FRBは道を失った:スティーブン・ローチ

元モルガン・スタンレー・アジア会長スティーブン・ローチ氏が、FRBの金融政策についてコメントしている。
愚直に金融政策正常化を進めるパウエル議長を称賛している。


「最初の職場として愛着があり、そこでの仕事が職業訓練・知的刺激を与えてくれたことに感謝しているにもかかわらず、FRBは道を失った。」

ローチ氏がProject Syndicateで、FRBへの失望を書いている。
ただし、この失望はパウエル議長のFRBに対するものではない。
それ以前のFRBに対するものだ。

「バブルからバブルへ、危機から危機へ。
FRBの米経済に対する忠誠を疑問視する強い理由がどんどん増えていた。」

グリーンスパン時代から始まったFRBプットが資産市場を過度に支えてきたことについて、ローチ氏は失望を感じていたのだ。
金融緩和でバブルを生み出し、金融緩和でバブル崩壊後の危機に対処する。
この繰り返しは終わらないのか、持続可能なのか、振幅が大きくなっているのではないか、との懸念は少なくない。
資産価格が効きやすい米国において、資産市場を支えることを否定するわけにはいかないが、だから漫然と同じことを繰り返せばよいという話にもならない。
パウエル議長は少なくとも振幅を元に戻そうと努力しているように見える。


今変わりつつある。
市場参加者からの反発や動揺した米大統領からの憲法違反の脅しを浴びているにもかかわらず、FRBが政策『正常化』の確固たる取り組みを行っていることは称賛されるべきだ。

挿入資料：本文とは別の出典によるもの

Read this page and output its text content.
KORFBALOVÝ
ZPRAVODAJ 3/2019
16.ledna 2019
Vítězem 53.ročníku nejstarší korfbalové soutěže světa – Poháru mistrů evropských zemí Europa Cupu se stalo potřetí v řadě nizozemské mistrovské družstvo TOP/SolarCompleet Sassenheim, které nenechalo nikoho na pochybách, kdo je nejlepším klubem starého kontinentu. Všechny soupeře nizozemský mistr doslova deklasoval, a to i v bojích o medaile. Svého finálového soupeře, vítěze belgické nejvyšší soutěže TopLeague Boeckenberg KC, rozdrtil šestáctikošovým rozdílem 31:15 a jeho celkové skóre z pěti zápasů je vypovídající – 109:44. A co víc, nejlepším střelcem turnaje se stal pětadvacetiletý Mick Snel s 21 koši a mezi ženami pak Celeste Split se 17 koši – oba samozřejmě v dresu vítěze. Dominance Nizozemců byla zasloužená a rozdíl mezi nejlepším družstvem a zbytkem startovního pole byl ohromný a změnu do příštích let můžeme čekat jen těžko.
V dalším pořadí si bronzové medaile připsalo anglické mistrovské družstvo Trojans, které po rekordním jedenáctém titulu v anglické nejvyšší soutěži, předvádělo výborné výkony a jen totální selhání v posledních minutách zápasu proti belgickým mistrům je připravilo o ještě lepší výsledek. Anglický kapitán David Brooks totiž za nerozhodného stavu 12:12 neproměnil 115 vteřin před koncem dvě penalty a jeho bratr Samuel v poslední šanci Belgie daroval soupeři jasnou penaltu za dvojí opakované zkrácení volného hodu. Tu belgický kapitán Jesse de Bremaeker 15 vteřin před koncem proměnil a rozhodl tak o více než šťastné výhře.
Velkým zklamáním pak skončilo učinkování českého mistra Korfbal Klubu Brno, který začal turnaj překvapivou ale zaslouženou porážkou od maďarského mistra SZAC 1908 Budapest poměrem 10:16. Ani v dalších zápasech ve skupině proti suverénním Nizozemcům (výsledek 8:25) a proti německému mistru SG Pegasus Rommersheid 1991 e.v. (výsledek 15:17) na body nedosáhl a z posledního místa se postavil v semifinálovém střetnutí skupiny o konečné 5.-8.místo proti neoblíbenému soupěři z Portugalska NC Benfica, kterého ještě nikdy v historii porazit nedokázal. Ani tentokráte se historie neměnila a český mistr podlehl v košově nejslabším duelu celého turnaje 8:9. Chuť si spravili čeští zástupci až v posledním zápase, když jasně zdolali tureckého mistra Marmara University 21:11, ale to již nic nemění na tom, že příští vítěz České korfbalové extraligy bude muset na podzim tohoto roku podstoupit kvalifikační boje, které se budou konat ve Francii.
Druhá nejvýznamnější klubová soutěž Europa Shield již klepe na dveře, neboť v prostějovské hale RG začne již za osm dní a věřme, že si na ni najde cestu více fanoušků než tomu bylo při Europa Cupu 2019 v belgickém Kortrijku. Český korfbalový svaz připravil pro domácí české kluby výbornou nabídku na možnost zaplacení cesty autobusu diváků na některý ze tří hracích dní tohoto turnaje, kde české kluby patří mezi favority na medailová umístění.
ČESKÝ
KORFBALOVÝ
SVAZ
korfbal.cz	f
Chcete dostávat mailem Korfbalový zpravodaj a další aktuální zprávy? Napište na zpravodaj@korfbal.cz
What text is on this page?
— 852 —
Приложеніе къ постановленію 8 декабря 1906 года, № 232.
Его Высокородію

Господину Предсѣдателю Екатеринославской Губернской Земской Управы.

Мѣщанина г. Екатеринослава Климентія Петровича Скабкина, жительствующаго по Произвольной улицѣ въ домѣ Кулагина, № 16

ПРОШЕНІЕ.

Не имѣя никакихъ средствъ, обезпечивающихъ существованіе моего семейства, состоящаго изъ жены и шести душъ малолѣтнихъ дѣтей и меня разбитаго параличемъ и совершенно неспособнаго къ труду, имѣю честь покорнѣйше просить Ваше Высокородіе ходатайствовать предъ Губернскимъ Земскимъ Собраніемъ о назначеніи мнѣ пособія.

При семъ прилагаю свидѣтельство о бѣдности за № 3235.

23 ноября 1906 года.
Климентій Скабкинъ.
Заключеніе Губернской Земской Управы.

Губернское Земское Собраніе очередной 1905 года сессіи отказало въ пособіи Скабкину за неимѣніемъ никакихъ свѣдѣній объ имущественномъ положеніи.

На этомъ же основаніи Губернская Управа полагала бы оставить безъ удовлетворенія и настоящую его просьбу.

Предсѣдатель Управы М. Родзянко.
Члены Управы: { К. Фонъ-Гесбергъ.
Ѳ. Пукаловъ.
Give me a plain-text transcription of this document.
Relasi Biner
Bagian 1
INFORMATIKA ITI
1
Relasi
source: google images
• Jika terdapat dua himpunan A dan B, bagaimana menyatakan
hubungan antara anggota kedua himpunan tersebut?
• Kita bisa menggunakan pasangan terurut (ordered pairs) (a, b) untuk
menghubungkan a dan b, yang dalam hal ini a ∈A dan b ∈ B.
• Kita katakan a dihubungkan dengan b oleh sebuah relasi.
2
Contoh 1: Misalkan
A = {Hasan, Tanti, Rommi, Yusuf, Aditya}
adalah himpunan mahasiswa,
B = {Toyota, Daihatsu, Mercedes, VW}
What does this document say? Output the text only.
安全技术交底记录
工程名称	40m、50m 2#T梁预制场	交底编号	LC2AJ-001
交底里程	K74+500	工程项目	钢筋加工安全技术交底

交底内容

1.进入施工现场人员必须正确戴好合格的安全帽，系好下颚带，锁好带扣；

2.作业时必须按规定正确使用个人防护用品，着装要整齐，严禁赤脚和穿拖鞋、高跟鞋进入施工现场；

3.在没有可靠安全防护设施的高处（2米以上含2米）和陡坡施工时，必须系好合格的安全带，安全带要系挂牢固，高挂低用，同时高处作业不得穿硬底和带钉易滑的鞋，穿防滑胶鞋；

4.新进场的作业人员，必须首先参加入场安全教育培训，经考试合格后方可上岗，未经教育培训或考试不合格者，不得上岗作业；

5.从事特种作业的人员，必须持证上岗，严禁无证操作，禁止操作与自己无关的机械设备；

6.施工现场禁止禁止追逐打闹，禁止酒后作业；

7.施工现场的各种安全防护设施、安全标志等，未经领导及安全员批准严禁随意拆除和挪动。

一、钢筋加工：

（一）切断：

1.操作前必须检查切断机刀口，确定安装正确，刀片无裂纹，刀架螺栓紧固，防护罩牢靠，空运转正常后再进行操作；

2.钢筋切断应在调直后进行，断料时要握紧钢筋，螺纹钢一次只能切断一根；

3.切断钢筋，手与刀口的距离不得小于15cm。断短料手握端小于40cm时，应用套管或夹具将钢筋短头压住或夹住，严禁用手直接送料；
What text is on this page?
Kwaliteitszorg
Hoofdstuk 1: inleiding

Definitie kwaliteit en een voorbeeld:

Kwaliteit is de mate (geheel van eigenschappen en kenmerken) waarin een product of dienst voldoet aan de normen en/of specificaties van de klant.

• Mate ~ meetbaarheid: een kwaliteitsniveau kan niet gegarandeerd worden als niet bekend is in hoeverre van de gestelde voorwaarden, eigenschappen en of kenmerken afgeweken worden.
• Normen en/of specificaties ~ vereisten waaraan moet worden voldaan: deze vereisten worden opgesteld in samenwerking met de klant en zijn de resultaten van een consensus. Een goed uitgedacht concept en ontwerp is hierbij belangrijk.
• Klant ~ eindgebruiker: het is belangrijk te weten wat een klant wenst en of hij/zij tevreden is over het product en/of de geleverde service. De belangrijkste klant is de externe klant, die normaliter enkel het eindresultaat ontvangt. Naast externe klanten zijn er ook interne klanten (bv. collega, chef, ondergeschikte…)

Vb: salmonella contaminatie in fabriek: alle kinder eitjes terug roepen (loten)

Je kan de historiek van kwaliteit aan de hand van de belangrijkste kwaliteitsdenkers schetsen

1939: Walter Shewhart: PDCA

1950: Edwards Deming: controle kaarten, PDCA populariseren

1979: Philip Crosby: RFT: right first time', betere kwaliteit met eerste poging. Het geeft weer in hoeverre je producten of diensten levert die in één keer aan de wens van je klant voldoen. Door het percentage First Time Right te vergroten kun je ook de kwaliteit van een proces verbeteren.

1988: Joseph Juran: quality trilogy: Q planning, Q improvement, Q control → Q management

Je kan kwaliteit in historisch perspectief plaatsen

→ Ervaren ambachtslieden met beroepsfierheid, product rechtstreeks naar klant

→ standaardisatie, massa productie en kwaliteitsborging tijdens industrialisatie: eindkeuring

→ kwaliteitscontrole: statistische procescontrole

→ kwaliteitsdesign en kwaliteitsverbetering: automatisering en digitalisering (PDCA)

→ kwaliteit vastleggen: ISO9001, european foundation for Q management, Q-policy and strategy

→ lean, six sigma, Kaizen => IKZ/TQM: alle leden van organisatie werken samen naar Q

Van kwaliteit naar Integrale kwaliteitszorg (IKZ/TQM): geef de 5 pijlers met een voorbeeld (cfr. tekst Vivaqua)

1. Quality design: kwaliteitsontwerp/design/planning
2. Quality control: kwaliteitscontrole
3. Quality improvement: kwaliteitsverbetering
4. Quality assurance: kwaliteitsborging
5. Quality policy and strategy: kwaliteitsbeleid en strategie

ローチ氏はパウエル議長率いるFRBの金融政策正常化を称賛している。
市場が悲鳴を上げる中で、受けのよくない信念を表明しているところは素直に評価すべきだろう。
そもそも、金融政策は資産市場のために行っているわけではない。
資産効果を金科玉条とし、資産価格を下げられないとすれば、金融政策は(山あり谷ありあっても)趨勢的に緩和し続ける運命になってしまうだろう。
景気は循環し、資産価格もそれにつれて変動することを受け入れるなら、金融政策正常化で資産価格が下落するのは当然のことだ。
しかし、これが今多くの人たちから批判の的になっている。

批判者が口にする資産効果についても肯定ばかりはできない。
金融政策がある伝達経路を狙う場合、それが資産効果であれ通貨安であれ、経済の構造変化に影響を及ぼす。
守るべき構造なのか、変えるべき構造なのかの議論なく、ただ以前と同じことを続けるだけでは、経済の潜在成長率をかえって低下させてしまうかもしれない。

実体経済が資産経済への依存度を高めるほど、FRBがその連鎖を断ち切るのが難しくなる。
・・・FRBに望まれるのは、資産依存の経済成長の危険と過去20年にわたって米経済に大きな打撃を与えてきた金融バブルの連続を最終的に打ち負かすことだ。
・・・再びFRBファンになるのが素晴らしいことになった。